Ynet did something very innovative for Israel – it sent people of differing ethnicities to look for jobs, apartments and other services, and then compared the treatment each received.
A haredi, a Russian, an Ashkenazi, a Sefardi, an Israeli-Arab and an Ethiopian Jew went out to seek work, find housing and other services. The Ashkenazi was not discriminated against in any way. The Arab and the Ethiopian Jew almost always were treated unfairly. The (non-Orthodox) Sefardi, the haredi and the Russian made up the middle of the pack:
…The Ashkenazi caller, Itai Unger, received the most positive answers and encountered no expressions of racism. The Sepharadi Yehuda Peretz arrived second while the strictly Orthodox and Russian immigrant arrived in third and fourth place respectively.
Yet, more than half of the calls made by the Ethiopian representative, Senbato Tamanu, resulted in a refusal and dozens contained derogatory remarks.
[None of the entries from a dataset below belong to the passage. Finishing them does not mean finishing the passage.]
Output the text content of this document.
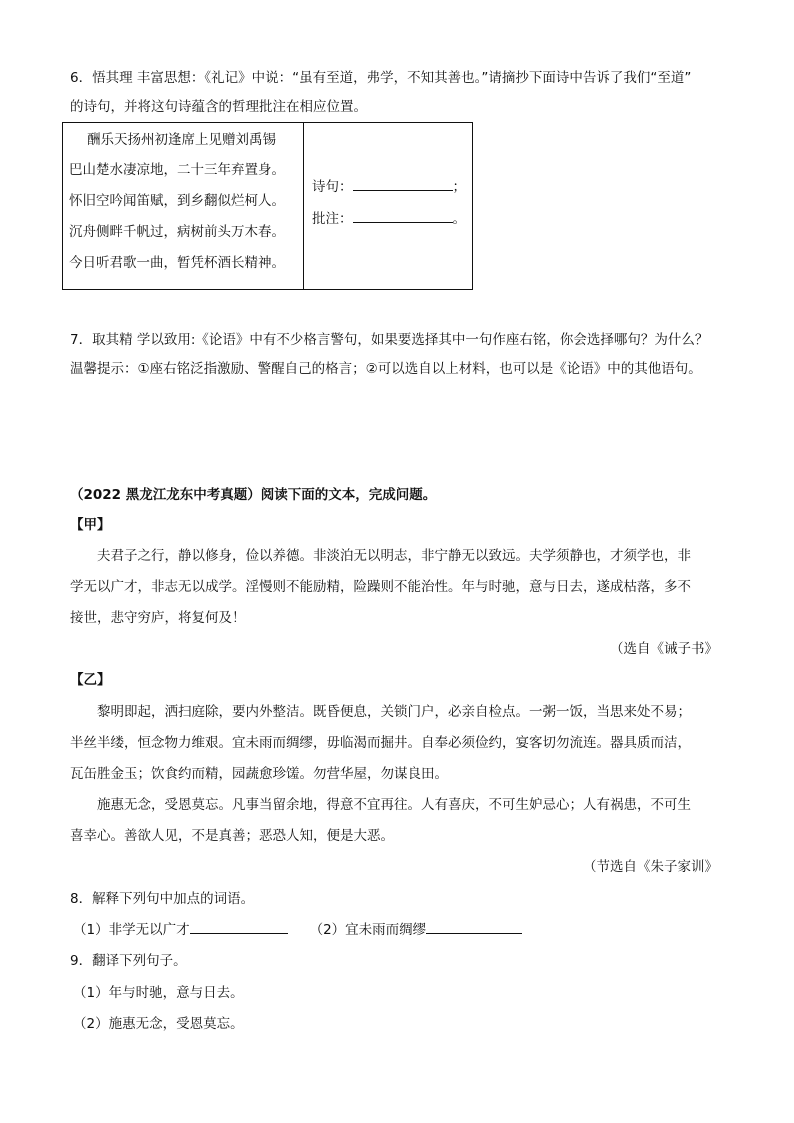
6．悟其理 丰富思想：《礼记》中说：“虽有至道，弗学，不知其善也。”请摘抄下面诗中告诉了我们“至道”
的诗句，并将这句诗蕴含的哲理批注在相应位置。
酬乐天扬州初逢席上见赠刘禹锡
巴山楚水凄凉地，二十三年弃置身。
怀旧空吟闻笛赋，到乡翻似烂柯人。
沉舟侧畔千帆过，病树前头万木春。
今日听君歌一曲，暂凭杯酒长精神。

诗句：	；
批注：	。
7．取其精 学以致用:《论语》中有不少格言警句，如果要选择其中一句作座右铭，你会选择哪句？为什么？
温馨提示：①座右铭泛指激励、警醒自己的格言；②可以选自以上材料，也可以是《论语》中的其他语句。
（2022 黑龙江龙东中考真题）阅读下面的文本，完成问题。
【甲】
夫君子之行，静以修身，俭以养德。非淡泊无以明志，非宁静无以致远。夫学须静也，才须学也，非
学无以广才，非志无以成学。淫慢则不能励精，险躁则不能治性。年与时驰，意与日去，遂成枯落，多不
接世，悲守穷庐，将复何及！
（选自《诫子书》
【乙】
黎明即起，洒扫庭除，要内外整洁。既昏便息，关锁门户，必亲自检点。一粥一饭，当思来处不易；
半丝半缕，恒念物力维艰。宜未雨而绸缪，毋临渴而掘井。自奉必须俭约，宴客切勿流连。器具质而洁，
瓦缶胜金玉；饮食约而精，园蔬愈珍馐。勿营华屋，勿谋良田。
施惠无念，受恩莫忘。凡事当留余地，得意不宜再往。人有喜庆，不可生妒忌心；人有祸患，不可生
喜幸心。善欲人见，不是真善；恶恐人知，便是大恶。
（节选自《朱子家训》
8．解释下列句中加点的词语。
（1）非学无以广才	（2）宜未雨而绸缪
9．翻译下列句子。
（1）年与时驰，意与日去。
（2）施惠无念，受恩莫忘。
Following closely, with more than 70 percent negative answers and numerous phone-slamming, was the Arab caller Said Hanin.…
Here is one glaring example of racism:
…At the café [in Bat Yam] Senbato [the Ethiopian] applied for a job, they asked for an "espresso-machine's operator" certificate and explained "the machine we use is very complicated." Itai [the Ashkenazi], on the other hand, was asked to attend a job interview even though he said he had no experience.…
The six went across the country to test regional attitudes. In only one city were there no incidents of discrimination – Holon:
…After many repeated calls, Holon turned out to be racism-free. All six representatives received positive answers. When Said asked the landlord "don't you mind that I'm an Arab?" the answer was: "Not in the least."